Geez. Last Friday we made the case that the equity premium in stocks is going to revert to its historic mean. Remember that the equity premium is your willingness to pay more for future corporate earnings today because you believe stocks do better than bonds and cash over time. The larger the corporate cash flows have become in the era of EZ credit, the higher the equity premium has crept.
But you can chuck all that out the door because stocks are rising, right?! Well, not really. If the equity premium does revert to the mean, it will have major ramifications for your wealth game plan. But in the short term, it may not seem like it.
After all, Aussie stocks ARE trading near eight-month highs. Nothing in Friday’s trading activity on the ASX reversed that trend. And as the week begins we read that investors are now pricing global stocks for a 2010 earnings recovery. Confidence about earnings and cash flows is on the rise.
For example, shares in James Hardie were up big in Sydney on Friday on news that U.S. existing home sales were up 3.8%. Houses prices in the States are still down 15.4% in the last year. The average existing home sells for around $181,000-which looks downright affordable by Aussie standards.
Not that the Hardie examples makes a lot of sense. That is, Hardie is the biggest seller of home siding in the U.S. How do existing home sales help its business? They probably don’t, at least not directly. As the statisticians say, correlation is not causation.
But even though rising existing home sales might not directly benefit Hardie, a recovery in the U.S. housing market would. That’s one way of explaining Friday’s performance. And obviously, since the March lows, there’s a palpable sense that the worst of the financial crisis is over and that the lingering recession should evaporate later this year.
We’ll see about all that. We’re sticking to our call that in a Credit Depression, corporate cash flows will revert to the mean and the equity premium will be replaced with a “tangible asset premium.” Of course if we’re wrong about the Credit Depression and the entire global economy reflates and bank lending resumes at pre-bust levels, well then everything will be fine.

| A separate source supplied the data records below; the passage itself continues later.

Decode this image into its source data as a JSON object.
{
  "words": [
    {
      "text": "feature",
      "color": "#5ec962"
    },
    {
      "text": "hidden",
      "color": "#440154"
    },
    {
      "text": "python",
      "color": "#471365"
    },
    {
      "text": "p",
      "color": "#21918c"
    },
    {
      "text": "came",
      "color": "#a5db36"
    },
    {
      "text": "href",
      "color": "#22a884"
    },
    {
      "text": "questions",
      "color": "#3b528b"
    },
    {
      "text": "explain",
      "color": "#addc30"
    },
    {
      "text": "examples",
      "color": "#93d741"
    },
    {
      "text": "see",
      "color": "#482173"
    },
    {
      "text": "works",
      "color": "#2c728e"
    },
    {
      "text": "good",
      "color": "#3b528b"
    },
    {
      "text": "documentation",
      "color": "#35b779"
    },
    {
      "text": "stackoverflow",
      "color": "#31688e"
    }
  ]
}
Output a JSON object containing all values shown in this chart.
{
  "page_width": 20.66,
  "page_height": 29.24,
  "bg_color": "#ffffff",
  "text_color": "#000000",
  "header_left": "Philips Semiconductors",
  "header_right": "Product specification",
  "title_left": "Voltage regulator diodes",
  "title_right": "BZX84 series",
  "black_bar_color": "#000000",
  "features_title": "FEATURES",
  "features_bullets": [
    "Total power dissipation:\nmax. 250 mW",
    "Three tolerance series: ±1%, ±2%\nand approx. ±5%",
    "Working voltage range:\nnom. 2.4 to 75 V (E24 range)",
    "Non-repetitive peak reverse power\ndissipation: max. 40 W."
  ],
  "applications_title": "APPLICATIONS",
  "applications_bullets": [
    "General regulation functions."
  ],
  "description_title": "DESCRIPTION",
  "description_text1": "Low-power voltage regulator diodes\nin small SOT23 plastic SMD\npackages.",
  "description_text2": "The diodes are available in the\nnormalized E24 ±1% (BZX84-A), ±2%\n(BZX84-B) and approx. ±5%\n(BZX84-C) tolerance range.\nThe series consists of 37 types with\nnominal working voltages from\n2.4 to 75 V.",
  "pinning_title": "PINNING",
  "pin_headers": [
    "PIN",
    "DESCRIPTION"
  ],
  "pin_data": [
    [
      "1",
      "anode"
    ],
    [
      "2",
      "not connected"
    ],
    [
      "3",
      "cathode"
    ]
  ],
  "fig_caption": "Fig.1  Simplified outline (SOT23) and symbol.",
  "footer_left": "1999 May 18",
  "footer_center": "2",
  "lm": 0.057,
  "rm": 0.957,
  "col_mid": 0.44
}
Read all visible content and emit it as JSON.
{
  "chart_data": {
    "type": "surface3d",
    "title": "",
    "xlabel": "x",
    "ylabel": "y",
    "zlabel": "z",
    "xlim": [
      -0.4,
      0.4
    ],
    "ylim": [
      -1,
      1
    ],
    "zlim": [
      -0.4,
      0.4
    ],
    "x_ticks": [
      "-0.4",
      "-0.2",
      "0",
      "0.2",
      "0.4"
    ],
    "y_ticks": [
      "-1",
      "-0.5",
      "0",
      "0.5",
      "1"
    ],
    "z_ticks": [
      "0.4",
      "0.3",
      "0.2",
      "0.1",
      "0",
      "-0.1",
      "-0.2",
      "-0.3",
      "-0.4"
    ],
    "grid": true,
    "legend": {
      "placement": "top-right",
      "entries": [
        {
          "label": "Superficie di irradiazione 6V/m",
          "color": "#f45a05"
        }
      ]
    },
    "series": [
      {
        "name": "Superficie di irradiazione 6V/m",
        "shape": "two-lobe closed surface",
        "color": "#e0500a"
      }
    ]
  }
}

Whatever happens, you can bet shares are going to remain volatile. The key element to volatility is uncertainty. And there’s plenty of that going around, especially when you’re talking commodity prices.
Take fertilizer and herbicide stocks. Companies like Mosaic, Agrium, and Potash Corp. have all seen falling stock prices. Falling demand for fertiliser and falling prices took an axe to the income statement in the last year. But now these companies-given the long-term bullish case for food-must look pretty attractive as acquisition targets. Buy depressed earnings before commodity price recovery!
That must be what Sinochem is thinking. As we reported to Diggers and Drillers readers last week, Aussie ag stock Nufarm told the ASX that it’s in preliminary takeover talks with China’s Sinochem Corporation. Sinochem is China’s largest chemicals company.
You know that earnings will recover at Nufarm. They’ll recover because chemicals prices are going to bounce, and their long-term trend-we believe-is up (given how many mouths to feed there are on the planet). This isn’t the first time the Chinese have come knocking on Nufarm’s door by the way.
What’s that? Did someone say tangible asset premium?